The builders are back, which is a massive pain in my bottom. And if you cast your mind back to May you will know that I don't particularly welcome this reappearance of Bob and all his builder chums. They aren't working next door, although that did go on for bloody months, honestly it must like a palace in there now. No, they have set up camp somewhere closer to my heart, somewhere were it hurts me more, that's right in the bosom of my restaurant.
I hate all your friends too...
For the love of Gordon Ramsay's Mother is nothing sacred?! You take a week off to relax and recuperate and wander aimlessly round the boulevards of Paris and come back to dust sheets, painters, hammerers, bodgers, standing abouters, and general chaos. The first time I realised something was afoot was when I spotted the large bottle of Pepsi Max and box of Jaffa Cakes perched on table 26 beside some sparkly polished glasses and cutlery. We don't do Jaffa Cakes and large bottles of Pepsi freaking Max. Obviously.
"Who the fuck left this shit?", I shouted out at no one in particular.
"'Er mine mate", came a voice from the wilderness. And as I lifted my head up to find the unknown voice the full splendor and magnitude of the work revealed itself to me. I spotted the Jaffa Cakes but not the pink walls. What does that say about me?
"The walls? They...they...sweet baby jesus in the manger....they're pink!" I stood there aghast at the horror of it all.
"Nah mate...", says yer man "...they're wine nat pink."
"Ohh They're wine nat pink...", replies I in a huffy mocking way. "That's pink, sweet mother of ....that's pink!"
"Anestly it's wine, your just nat looking at it right", continues Leonardo.
"How the hell am I meant to look at it? It's wine alright, rose bloody wine." Restaurant walls shouldn't come with viewing instructions, it's not meant to be a seeing eye poster. Oh look I can see Yoda!
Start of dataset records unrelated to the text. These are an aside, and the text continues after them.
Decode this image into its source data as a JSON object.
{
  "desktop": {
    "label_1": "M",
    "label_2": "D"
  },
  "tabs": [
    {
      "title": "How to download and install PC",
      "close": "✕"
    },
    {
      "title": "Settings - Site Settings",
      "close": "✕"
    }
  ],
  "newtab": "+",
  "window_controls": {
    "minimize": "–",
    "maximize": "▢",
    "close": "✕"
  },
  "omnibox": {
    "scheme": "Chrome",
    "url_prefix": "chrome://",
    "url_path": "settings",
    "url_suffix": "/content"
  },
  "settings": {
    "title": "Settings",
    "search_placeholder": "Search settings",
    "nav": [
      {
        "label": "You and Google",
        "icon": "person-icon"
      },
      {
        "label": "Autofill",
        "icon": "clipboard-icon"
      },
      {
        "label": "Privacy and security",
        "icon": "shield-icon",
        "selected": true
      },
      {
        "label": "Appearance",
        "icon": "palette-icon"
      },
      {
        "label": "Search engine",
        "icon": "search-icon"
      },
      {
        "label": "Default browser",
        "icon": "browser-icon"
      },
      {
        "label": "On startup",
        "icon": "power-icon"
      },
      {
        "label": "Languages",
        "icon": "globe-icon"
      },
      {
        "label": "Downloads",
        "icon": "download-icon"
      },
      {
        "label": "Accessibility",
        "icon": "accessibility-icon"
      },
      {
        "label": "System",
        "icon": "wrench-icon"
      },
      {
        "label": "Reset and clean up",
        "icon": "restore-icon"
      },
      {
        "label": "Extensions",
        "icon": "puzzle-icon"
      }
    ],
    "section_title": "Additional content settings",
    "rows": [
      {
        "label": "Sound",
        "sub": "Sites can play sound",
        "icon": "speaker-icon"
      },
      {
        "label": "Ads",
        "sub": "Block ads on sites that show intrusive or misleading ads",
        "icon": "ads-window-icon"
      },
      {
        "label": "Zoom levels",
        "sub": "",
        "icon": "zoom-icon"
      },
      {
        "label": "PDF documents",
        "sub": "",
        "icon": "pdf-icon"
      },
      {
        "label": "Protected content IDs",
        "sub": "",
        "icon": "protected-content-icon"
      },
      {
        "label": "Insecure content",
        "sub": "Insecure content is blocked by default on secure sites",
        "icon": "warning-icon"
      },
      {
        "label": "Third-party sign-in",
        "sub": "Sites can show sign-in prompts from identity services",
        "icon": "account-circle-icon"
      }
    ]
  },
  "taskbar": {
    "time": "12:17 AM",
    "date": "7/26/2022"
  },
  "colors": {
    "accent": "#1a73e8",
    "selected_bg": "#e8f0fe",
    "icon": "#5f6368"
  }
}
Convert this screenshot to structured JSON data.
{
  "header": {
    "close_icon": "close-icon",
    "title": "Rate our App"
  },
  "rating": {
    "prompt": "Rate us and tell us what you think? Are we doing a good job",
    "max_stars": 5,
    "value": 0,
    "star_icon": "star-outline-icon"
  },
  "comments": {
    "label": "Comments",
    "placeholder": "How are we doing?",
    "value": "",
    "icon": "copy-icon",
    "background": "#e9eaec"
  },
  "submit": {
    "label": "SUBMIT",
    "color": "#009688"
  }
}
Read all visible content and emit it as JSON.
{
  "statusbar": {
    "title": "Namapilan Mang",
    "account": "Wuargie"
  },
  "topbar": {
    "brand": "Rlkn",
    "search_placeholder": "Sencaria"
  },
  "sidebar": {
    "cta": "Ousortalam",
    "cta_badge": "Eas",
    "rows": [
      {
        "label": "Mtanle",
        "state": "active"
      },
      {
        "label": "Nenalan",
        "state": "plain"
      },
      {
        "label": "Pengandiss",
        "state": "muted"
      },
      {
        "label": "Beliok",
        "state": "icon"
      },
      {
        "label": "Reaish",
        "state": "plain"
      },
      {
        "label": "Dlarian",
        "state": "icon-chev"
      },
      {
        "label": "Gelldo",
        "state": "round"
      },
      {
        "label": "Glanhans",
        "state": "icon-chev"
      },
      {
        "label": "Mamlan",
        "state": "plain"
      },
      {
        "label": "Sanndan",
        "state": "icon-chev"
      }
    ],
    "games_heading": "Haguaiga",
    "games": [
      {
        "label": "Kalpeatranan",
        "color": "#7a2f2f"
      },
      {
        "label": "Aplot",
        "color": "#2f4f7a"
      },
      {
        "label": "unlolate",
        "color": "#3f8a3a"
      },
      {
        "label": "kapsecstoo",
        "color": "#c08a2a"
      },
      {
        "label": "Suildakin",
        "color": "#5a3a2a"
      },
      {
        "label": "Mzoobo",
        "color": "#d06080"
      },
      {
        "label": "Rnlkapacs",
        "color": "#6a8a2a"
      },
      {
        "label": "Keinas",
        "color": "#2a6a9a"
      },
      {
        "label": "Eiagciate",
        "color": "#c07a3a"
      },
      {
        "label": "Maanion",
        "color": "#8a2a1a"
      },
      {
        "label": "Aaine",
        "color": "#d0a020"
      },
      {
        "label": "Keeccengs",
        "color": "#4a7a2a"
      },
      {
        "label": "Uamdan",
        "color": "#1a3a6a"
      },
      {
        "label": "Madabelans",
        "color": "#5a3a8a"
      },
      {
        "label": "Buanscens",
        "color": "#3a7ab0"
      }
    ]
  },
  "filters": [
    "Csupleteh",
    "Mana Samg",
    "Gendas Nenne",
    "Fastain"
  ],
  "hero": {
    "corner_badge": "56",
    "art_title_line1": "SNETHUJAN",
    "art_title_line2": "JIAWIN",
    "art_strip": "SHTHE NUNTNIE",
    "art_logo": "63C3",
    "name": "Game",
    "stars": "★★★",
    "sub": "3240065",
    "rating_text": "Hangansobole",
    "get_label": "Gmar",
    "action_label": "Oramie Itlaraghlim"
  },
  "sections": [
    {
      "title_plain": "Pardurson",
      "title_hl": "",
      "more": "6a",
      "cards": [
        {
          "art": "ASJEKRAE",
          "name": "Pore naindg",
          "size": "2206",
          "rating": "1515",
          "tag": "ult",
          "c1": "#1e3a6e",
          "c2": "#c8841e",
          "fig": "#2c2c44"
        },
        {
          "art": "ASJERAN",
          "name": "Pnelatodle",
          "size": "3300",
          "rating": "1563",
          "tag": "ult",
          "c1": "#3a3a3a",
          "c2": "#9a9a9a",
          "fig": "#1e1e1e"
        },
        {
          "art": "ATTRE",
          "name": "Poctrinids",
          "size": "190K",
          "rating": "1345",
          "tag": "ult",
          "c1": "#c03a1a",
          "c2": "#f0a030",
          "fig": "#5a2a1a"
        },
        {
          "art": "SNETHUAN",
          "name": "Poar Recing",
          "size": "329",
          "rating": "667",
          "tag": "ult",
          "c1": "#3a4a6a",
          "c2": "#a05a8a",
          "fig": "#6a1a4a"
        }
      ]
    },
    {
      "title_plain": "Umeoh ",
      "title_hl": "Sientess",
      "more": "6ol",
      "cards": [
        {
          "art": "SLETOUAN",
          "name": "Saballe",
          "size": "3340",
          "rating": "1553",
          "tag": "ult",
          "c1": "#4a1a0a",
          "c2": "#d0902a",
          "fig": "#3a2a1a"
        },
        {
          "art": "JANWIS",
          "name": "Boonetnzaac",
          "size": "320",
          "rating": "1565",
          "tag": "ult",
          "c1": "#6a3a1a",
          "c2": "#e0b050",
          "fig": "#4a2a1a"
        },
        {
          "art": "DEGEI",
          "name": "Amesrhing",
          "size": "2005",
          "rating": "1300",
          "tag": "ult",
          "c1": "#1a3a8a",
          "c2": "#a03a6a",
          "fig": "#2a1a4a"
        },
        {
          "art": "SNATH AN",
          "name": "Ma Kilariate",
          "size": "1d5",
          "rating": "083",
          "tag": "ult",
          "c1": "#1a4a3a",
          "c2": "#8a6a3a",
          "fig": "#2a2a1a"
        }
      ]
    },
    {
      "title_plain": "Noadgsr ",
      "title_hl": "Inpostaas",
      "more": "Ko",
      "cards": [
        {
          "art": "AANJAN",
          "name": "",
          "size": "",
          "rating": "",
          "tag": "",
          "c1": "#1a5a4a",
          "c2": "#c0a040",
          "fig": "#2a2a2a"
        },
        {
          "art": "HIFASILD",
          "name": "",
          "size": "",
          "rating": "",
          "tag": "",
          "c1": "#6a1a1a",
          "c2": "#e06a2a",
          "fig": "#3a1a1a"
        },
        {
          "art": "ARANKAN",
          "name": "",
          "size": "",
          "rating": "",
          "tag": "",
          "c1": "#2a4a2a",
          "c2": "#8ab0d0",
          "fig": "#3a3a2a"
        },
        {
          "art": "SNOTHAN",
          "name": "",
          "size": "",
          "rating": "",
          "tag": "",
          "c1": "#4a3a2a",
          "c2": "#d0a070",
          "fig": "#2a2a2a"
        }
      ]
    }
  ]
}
It's true the restaurant needed brightened up but this was ridiculous. As I ventured round the restaurant, avoiding tins of paint, broken glasses, more Jaffa Cakes and men not doing anything I discovered that the "pink" walls were only in one section, my section. Or what used to be my section, I think there may be a reevaluation of who does what over the next week. Don't get me wrong it's not a macho thing, it's just way too bright for my liking. I feel I should be offering people shoes not fillet steaks.
The varied collection of builders, plasterers, hammerers, bodgers, sawers, and assorted assistants/tea boys were all supposed to be done by 4.30. It was now 4.20 and not a child in the house had been washed and not a fucking tool put away. I was stressed. Don't they know I'm off the smokes and as a consequence as tense as a bag of rottweilers in a nursery. It wouldn't have taken much to push me over the edge and into a frenzy of swearing and quite probably foot stamping too.
"Aye......", says the lead bodgerer "...we'll have you open for five son, never worry". There was nothing in the way he said it that had me convinced. Shit if he had been wearing a black and white coat you would have thought he was a cow meandering through a grassy meadow on a summers day such was his relaxed attitude. Cunty balls. Honestly it was like setting up a restaurant in a lumber yard. Whatever one of those is, someone else said it.
What I needed was a montage, a clearing up and putting stuff away montage. But real life doesn't offer such a thing. Worse luck. So I tried to help. But I was as useful as Yoda is tall. I have a simple policy when it comes to binning things, if if looks shit, talks like shit, smells like shit then it probably is shit so I bin it. But it appears that one mans shit is another mans double cut bevelled u- bend hammer saw or something like that. I was like one of those kids you see helping their dad in the garage with a brush and shovel play set. I finally got fucked off with it all when I was moving chairs one at a time from one side of the restaurant to the other only to be passed by one Jim Lad carrying three at a time. So I left them to it and went for a
And then, just like one of those make over programmes, the bodgerers and bluffers and painters etc all disappeared and I was left standing, alone, in a half painted half built restaurant. With many many Mods (I hate Mods by the way, I think it's the ghastly hair and silly jackets that annoy me so much) booked for dinner the race was on to make the place presentable. We got it done, but only just. It's at times like that when I would normally turn to the silky satisfaction of a hand rolled cigarette. But not any more, now it's pears. So disappointing.
I have a full restaurant booked for Friday night. They had better have it all completed by then. There are only so many pears I can eat before I go proper mental.